When the n-dimensional polytope is in V-rep, it is full-dimensional when its affine dimension is n. Recall that, the affine dimension is the dimension of the affine hull of the polytope is the linear subspace spanned by the vectors formed by subtracting the vertices with one of the vertices. Consequently, its dimension is given by the rank of the matrix P.V[1:] - P.V[0]. When there are fewer than self.dim + 1 vertices, we know it is coplanar without checking for matrix rank (simplex needs at least self.dim + 1 vertices and that is the polytope with the fewest vertices). For numerical stability, we zero-out all delta vertices below PYCVXSET_ZERO.

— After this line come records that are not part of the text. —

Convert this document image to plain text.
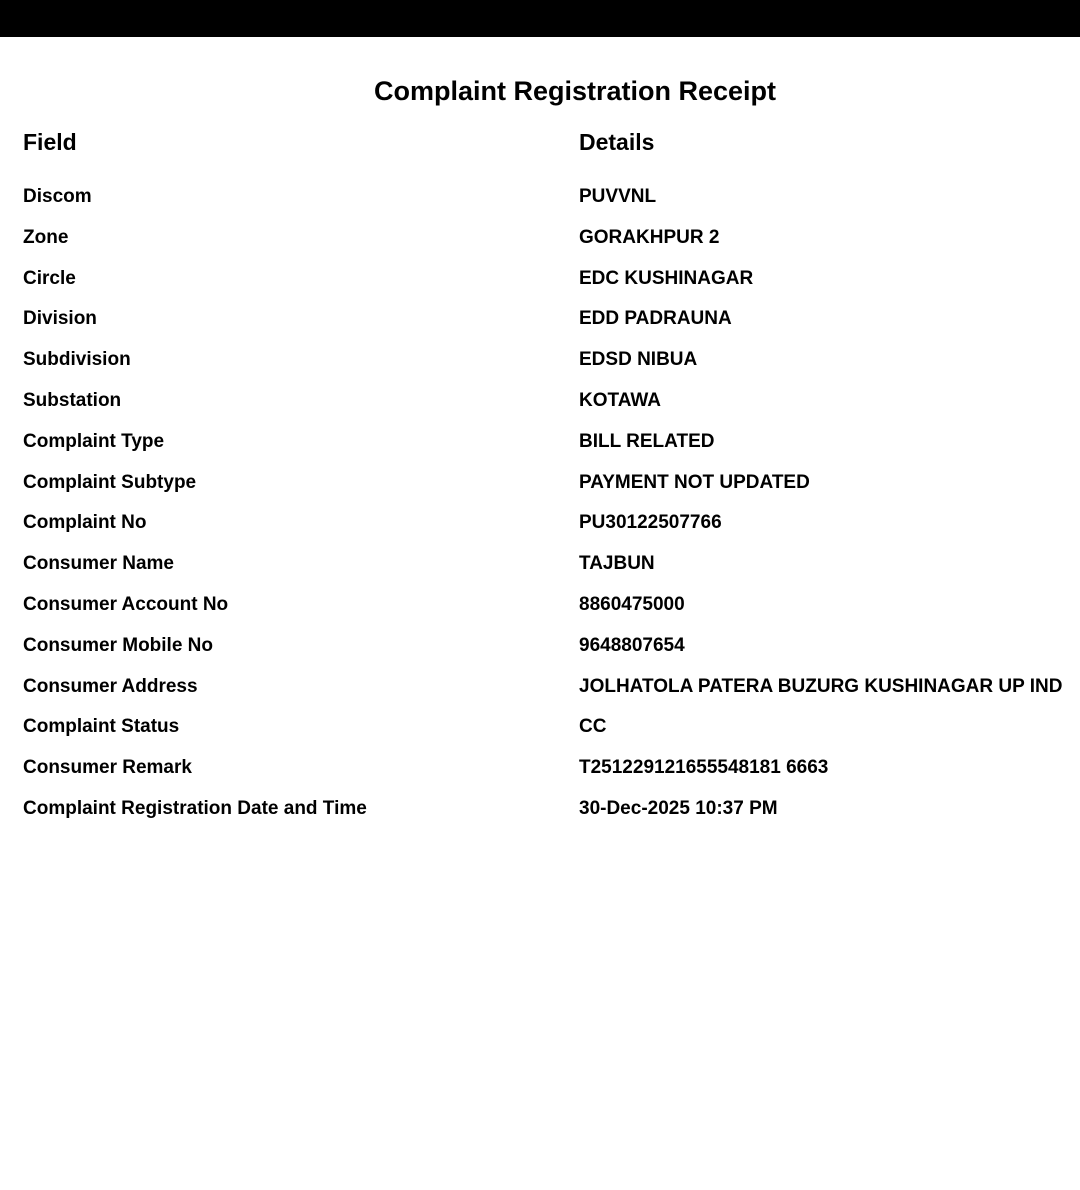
Complaint Registration Receipt
Field	Details
Discom	PUVVNL
Zone	GORAKHPUR 2
Circle	EDC KUSHINAGAR
Division	EDD PADRAUNA
Subdivision	EDSD NIBUA
Substation	KOTAWA
Complaint Type	BILL RELATED
Complaint Subtype	PAYMENT NOT UPDATED
Complaint No	PU30122507766
Consumer Name	TAJBUN
Consumer Account No	8860475000
Consumer Mobile No	9648807654
Consumer Address	JOLHATOLA PATERA BUZURG KUSHINAGAR UP IND
Complaint Status	CC
Consumer Remark	T251229121655548181 6663
Complaint Registration Date and Time	30-Dec-2025 10:37 PM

When the n-dimensional polytope is in H-Rep, it is full-dimensional if it can fit a n-dimensional ball of appropriate center and radius inside it (Chebyshev radius).
- property n_equalities¶
Number of linear equality constraints used to define the polytope \(\{Ax \leq b, A_e x = b_e\}\)
- Returns:
Number of linear equality constraints
- Return type:
int
Notes
A call to this property performs a halfspace enumeration if the polytope is in V-Rep.
- property n_halfspaces¶
Number of halfspaces used to define the polytope \(\{Ax \leq b, A_e x = b_e\}\)
- Returns:
Number of halfspaces
- Return type:
int
Notes
A call to this property performs a halfspace enumeration if the polytope is in V-Rep.
- property n_vertices¶
Number of vertices
- Returns:
Number of vertices
- Return type:
int
Notes
A call to this property performs a vertex enumeration if the polytope is in H-Rep.